È questo il criterio che conta. Non l’età del protocollo, ma il rapporto tra compatibilità, sicurezza e infrastruttura reale.
FTP e WordPress: cosa cambia per un sito
In WordPress non è necessario usare questo tipo di accesso per pubblicare normalmente articoli o modificare pagine.
L’accesso diretto ai file diventa utile soprattutto quando devi operare al di fuori della dashboard.
Può servire, per esempio, per:
- raggiungere
wp-content; - intervenire su un plugin che blocca il sito;
- controllare file di configurazione;
- caricare o scaricare file manualmente;
- accedere al filesystem quando
wp-adminnon è disponibile.
La documentazione WordPress indica SFTP come alternativa preferibile quando l’hosting lo supporta perché password e dati vengono trasferiti attraverso una connessione protetta.
Per configurazione, credenziali, directory WordPress, File Manager e casi di troubleshooting abbiamo una guida separata dedicata a come usare FTP, FTPS o SFTP con WordPress.

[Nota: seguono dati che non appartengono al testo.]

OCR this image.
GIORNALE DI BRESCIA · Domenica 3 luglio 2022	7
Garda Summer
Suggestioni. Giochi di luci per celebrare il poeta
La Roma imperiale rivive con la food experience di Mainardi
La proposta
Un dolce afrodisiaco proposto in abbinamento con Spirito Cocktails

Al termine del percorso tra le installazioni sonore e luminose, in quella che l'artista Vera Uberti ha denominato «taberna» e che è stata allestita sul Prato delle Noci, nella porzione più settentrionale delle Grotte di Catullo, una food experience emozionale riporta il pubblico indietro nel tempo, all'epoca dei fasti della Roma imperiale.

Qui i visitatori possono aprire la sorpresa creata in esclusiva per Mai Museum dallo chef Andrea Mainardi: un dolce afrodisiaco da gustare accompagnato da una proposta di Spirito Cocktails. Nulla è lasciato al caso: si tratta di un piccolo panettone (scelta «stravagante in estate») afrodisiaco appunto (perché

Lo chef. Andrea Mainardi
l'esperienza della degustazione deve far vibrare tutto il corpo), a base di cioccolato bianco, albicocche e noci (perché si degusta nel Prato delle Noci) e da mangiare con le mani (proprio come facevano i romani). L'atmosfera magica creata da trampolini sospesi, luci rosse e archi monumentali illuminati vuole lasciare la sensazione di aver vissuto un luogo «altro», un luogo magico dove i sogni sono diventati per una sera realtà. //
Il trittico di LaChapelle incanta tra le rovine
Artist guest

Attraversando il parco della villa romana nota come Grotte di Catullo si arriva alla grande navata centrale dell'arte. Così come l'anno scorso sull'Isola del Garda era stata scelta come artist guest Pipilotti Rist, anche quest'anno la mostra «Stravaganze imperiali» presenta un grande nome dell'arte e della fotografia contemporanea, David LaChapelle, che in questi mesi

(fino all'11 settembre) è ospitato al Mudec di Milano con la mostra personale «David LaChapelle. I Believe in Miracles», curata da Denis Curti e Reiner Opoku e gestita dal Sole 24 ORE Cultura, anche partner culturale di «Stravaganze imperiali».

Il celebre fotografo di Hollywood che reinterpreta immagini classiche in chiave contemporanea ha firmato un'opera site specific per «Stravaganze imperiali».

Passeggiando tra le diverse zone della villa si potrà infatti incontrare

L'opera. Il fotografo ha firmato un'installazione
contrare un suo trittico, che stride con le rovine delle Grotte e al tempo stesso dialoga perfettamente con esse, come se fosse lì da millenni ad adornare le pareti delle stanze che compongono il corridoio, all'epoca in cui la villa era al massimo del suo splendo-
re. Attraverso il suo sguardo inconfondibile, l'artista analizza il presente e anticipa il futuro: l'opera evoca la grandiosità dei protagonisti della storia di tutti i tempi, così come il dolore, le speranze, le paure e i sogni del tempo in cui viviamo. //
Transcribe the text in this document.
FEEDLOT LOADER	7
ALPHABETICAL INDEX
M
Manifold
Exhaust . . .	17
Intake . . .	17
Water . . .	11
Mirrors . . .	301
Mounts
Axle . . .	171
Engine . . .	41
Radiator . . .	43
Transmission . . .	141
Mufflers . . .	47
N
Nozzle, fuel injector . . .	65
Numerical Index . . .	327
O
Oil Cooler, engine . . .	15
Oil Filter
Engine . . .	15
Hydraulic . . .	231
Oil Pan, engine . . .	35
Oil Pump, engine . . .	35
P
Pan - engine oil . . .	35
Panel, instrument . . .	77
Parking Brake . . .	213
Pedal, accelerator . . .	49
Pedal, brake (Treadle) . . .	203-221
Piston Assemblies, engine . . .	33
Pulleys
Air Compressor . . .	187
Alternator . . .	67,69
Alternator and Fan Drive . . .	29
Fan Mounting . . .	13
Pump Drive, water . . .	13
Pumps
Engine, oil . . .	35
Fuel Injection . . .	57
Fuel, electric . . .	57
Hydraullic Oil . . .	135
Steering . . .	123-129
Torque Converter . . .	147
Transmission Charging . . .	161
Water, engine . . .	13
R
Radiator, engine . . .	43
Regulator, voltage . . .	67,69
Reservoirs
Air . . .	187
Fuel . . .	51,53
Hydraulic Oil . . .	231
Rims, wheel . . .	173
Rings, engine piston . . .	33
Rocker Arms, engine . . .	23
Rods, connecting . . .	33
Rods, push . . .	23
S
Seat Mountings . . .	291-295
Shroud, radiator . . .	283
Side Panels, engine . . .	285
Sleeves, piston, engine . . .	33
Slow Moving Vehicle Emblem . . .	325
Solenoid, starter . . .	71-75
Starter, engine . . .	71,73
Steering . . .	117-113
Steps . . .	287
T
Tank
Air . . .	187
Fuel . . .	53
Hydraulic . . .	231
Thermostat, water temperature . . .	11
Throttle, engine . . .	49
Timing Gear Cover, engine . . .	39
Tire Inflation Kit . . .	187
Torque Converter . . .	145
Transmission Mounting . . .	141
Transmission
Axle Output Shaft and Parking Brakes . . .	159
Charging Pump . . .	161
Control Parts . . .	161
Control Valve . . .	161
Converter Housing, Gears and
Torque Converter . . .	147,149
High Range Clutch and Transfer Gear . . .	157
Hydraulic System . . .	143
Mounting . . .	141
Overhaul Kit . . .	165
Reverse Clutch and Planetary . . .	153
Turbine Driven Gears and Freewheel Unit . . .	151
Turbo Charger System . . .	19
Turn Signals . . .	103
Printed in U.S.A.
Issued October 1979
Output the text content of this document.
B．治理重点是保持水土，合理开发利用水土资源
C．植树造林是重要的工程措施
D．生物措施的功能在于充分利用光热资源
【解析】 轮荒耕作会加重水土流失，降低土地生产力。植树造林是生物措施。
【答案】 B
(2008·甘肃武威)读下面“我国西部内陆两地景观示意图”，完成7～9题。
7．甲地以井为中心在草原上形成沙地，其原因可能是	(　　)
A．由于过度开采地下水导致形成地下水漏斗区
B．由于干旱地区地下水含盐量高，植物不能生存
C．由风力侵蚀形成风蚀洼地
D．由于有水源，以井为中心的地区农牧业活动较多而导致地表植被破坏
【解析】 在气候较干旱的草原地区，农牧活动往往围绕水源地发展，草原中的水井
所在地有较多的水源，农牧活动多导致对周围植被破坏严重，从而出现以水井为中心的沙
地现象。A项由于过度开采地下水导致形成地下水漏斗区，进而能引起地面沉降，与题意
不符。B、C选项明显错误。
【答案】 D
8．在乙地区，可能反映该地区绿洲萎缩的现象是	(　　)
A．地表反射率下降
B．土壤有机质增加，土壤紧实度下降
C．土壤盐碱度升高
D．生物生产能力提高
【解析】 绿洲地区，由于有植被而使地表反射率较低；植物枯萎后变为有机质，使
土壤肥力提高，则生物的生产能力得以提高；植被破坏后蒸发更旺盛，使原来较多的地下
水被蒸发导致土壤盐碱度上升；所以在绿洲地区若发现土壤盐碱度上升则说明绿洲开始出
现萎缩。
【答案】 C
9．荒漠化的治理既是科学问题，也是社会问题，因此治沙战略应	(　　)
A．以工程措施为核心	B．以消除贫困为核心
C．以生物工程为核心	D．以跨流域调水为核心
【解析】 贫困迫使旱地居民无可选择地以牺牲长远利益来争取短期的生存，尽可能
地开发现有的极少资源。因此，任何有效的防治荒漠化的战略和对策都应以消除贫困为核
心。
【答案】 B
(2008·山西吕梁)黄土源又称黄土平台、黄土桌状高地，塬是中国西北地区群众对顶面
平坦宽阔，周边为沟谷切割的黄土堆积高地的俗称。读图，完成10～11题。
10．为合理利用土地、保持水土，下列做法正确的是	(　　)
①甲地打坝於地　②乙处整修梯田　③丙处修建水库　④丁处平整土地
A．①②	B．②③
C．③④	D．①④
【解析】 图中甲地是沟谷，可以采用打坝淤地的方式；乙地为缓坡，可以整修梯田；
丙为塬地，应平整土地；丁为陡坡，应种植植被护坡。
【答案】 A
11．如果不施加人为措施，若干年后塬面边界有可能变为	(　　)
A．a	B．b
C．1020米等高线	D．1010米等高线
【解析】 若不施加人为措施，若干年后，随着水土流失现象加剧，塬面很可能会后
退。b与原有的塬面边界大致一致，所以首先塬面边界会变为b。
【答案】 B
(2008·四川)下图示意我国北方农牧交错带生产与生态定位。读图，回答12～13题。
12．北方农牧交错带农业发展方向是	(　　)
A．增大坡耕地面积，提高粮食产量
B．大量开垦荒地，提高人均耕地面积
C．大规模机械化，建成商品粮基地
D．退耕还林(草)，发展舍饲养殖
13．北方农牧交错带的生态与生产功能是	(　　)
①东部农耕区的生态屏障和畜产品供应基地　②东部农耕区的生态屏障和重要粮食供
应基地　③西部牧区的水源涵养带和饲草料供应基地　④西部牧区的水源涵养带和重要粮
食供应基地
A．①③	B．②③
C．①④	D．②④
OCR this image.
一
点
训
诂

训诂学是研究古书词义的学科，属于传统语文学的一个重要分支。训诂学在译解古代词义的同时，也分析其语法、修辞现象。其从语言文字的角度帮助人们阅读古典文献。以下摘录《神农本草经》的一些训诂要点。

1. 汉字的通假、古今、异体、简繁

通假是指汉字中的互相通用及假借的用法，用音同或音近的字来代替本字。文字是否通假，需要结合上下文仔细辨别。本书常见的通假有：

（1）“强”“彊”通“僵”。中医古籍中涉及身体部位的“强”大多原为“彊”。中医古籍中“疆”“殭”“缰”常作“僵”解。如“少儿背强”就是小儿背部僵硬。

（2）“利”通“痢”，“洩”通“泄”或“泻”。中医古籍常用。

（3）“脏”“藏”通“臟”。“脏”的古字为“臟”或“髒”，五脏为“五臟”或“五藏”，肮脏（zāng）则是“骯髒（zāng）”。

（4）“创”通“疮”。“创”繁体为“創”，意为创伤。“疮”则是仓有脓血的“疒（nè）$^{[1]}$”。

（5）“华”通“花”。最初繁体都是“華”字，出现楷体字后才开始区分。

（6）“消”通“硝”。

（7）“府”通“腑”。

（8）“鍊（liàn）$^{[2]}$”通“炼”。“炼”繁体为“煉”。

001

Separare i due argomenti è utile: qui il punto è comprendere il protocollo; nella guida WordPress il problema è capire come intervenire correttamente sui file di un’installazione reale.
Se invece l’accesso ai file è soltanto il sintomo di un problema più ampio — sito bloccato, plugin in errore, permessi errati o configurazioni server che non vuoi modificare direttamente in produzione — può essere più sicuro passare da un intervento di assistenza WordPress piuttosto che procedere per tentativi.
Conclusione
Il File Transfer Protocol resta importante da conoscere perché spiega ancora molti sistemi di trasferimento file e continua a comparire in hosting, software e infrastrutture esistenti.
Il punto da ricordare è però come funziona, non soltanto cosa significa l’acronimo.
La sua architettura utilizza una connessione di controllo e una connessione dati separata. La porta 21 identifica normalmente il controllo, mentre il comportamento della connessione dati cambia tra modalità attiva e passiva. Questo meccanismo spiega molti problemi legati a firewall, NAT e directory listing.
Sul piano della sicurezza, invece, la decisione è più netta: la versione classica non dovrebbe essere la scelta automatica quando hai a disposizione un’alternativa cifrata.
Se il server supporta SFTP, valuterei normalmente quello per primo. Se devi mantenere il modello originario ma l’infrastruttura offre TLS, FTPS permette di proteggere la comunicazione. Se un sistema legacy richiede una connessione non cifrata, utilizzala conoscendone i limiti e senza trasformare una necessità di compatibilità in una best practice universale.
Capire questa distinzione ti permette di fare la cosa più importante: non configurare un trasferimento semplicemente perché “funziona”, ma scegliere il protocollo corretto per il server, la rete e i dati che devi realmente trasferire.